Le populisme est-il antidémocratique?

Illustration: Illustration Tiffet

Beau temps pour les populistes et leurs mensonges érigés sans vergogne en faits irréfutables pour : redonner à l’Amérique sa grandeur d’antan, un Brexit, ne plus subir l’invasion des étrangers, retrouver la fierté dans une équipe de hockey de la ligue nationale ou dans un examen de citoyenneté imposé à des immigrants.

Que ce soit dans une campagne électorale américaine, un débat passé sur une charte de valeurs, dans la bouche de Marine Le Pen, sur les ondes de la radio privée de Québec, le populisme, ce discours politique qui abuse du bon sens pour dénigrer le système, ses représentants et ses élites, semble avoir trouvé dans le présent un terreau fertile à son expansion.
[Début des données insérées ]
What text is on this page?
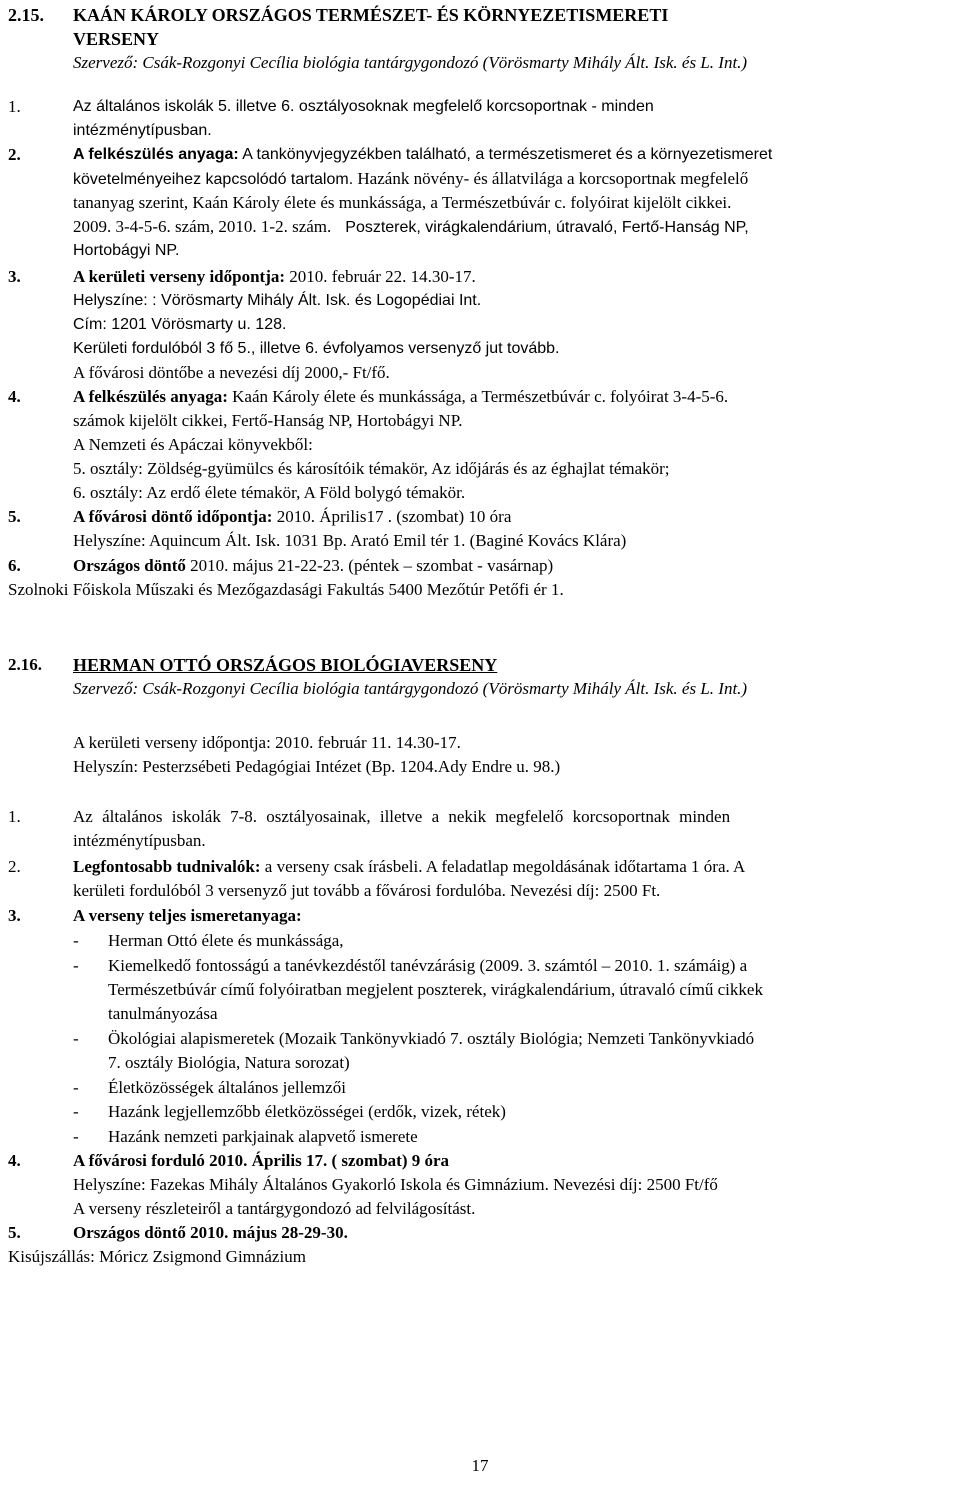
2.15. KAÁN KÁROLY ORSZÁGOS TERMÉSZET- ÉS KÖRNYEZETISMERETI
VERSENY
Szervező: Csák-Rozgonyi Cecília biológia tantárgygondozó (Vörösmarty Mihály Ált. Isk. és L. Int.)
1.	Az általános iskolák 5. illetve 6. osztályosoknak megfelelő korcsoportnak - minden
intézménytípusban.
2.	A felkészülés anyaga: A tankönyvjegyzékben található, a természetismeret és a környezetismeret
követelményeihez kapcsolódó tartalom. Hazánk növény- és állatvilága a korcsoportnak megfelelő
tananyag szerint, Kaán Károly élete és munkássága, a Természetbúvár c. folyóirat kijelölt cikkei.
2009. 3-4-5-6. szám, 2010. 1-2. szám. Poszterek, virágkalendárium, útravaló, Fertő-Hanság NP,
Hortobágyi NP.
3.	A kerületi verseny időpontja: 2010. február 22. 14.30-17.
Helyszíne: : Vörösmarty Mihály Ált. Isk. és Logopédiai Int.
Cím: 1201 Vörösmarty u. 128.
Kerületi fordulóból 3 fő 5., illetve 6. évfolyamos versenyző jut tovább.
A fővárosi döntőbe a nevezési díj 2000,- Ft/fő.
4.	A felkészülés anyaga: Kaán Károly élete és munkássága, a Természetbúvár c. folyóirat 3-4-5-6.
számok kijelölt cikkei, Fertő-Hanság NP, Hortobágyi NP.
A Nemzeti és Apáczai könyvekből:
5. osztály: Zöldség-gyümülcs és károsítóik témakör, Az időjárás és az éghajlat témakör;
6. osztály: Az erdő élete témakör, A Föld bolygó témakör.
5.	A fővárosi döntő időpontja: 2010. Április17 . (szombat) 10 óra
Helyszíne: Aquincum Ált. Isk. 1031 Bp. Arató Emil tér 1. (Baginé Kovács Klára)
6.	Országos döntő 2010. május 21-22-23. (péntek – szombat - vasárnap)
Szolnoki Főiskola Műszaki és Mezőgazdasági Fakultás 5400 Mezőtúr Petőfi ér 1.
2.16. HERMAN OTTÓ ORSZÁGOS BIOLÓGIAVERSENY
Szervező: Csák-Rozgonyi Cecília biológia tantárgygondozó (Vörösmarty Mihály Ált. Isk. és L. Int.)
A kerületi verseny időpontja: 2010. február 11. 14.30-17.
Helyszín: Pesterzsébeti Pedagógiai Intézet (Bp. 1204.Ady Endre u. 98.)
1.	Az általános iskolák 7-8. osztályosainak, illetve a nekik megfelelő korcsoportnak minden
intézménytípusban.
2.	Legfontosabb tudnivalók: a verseny csak írásbeli. A feladatlap megoldásának időtartama 1 óra. A
kerületi fordulóból 3 versenyző jut tovább a fővárosi fordulóba. Nevezési díj: 2500 Ft.
3.	A verseny teljes ismeretanyaga:
- Herman Ottó élete és munkássága,
- Kiemelkedő fontosságú a tanévkezdéstől tanévzárásig (2009. 3. számtól – 2010. 1. számáig) a
Természetbúvár című folyóiratban megjelent poszterek, virágkalendárium, útravaló című cikkek
tanulmányozása
- Ökológiai alapismeretek (Mozaik Tankönyvkiadó 7. osztály Biológia; Nemzeti Tankönyvkiadó
7. osztály Biológia, Natura sorozat)
- Életközösségek általános jellemzői
- Hazánk legjellemzőbb életközösségei (erdők, vizek, rétek)
- Hazánk nemzeti parkjainak alapvető ismerete
4.	A fővárosi forduló 2010. Április 17. ( szombat) 9 óra
Helyszíne: Fazekas Mihály Általános Gyakorló Iskola és Gimnázium. Nevezési díj: 2500 Ft/fő
A verseny részleteiről a tantárgygondozó ad felvilágosítást.
5.	Országos döntő 2010. május 28-29-30.
Kisújszállás: Móricz Zsigmond Gimnázium
17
Et tout ça, même si cela induit des événements médiatiques souvent divertissants, est loin d’être réjouissant, estime le philosophe allemand et théoricien de la politique contemporaine Jan-Werner Müller, qui ne voit dans la montée du populisme rien de moins que la mort annoncée de la démocratie. Une mort que seule une citoyenneté renouvelée, plus active et consciente des limites de la représentation politique peut venir enrayer, croit pour sa part la philosophe française Myriam Revault d’Allonnes.

Les deux penseurs se parlent cet automne, sans préméditation aucune, dans deux essais distincts qui autopsient deux des nombreux travers portés par le présent : la menace du populisme et le déficit de la représentation politique qui finalement le nourrit.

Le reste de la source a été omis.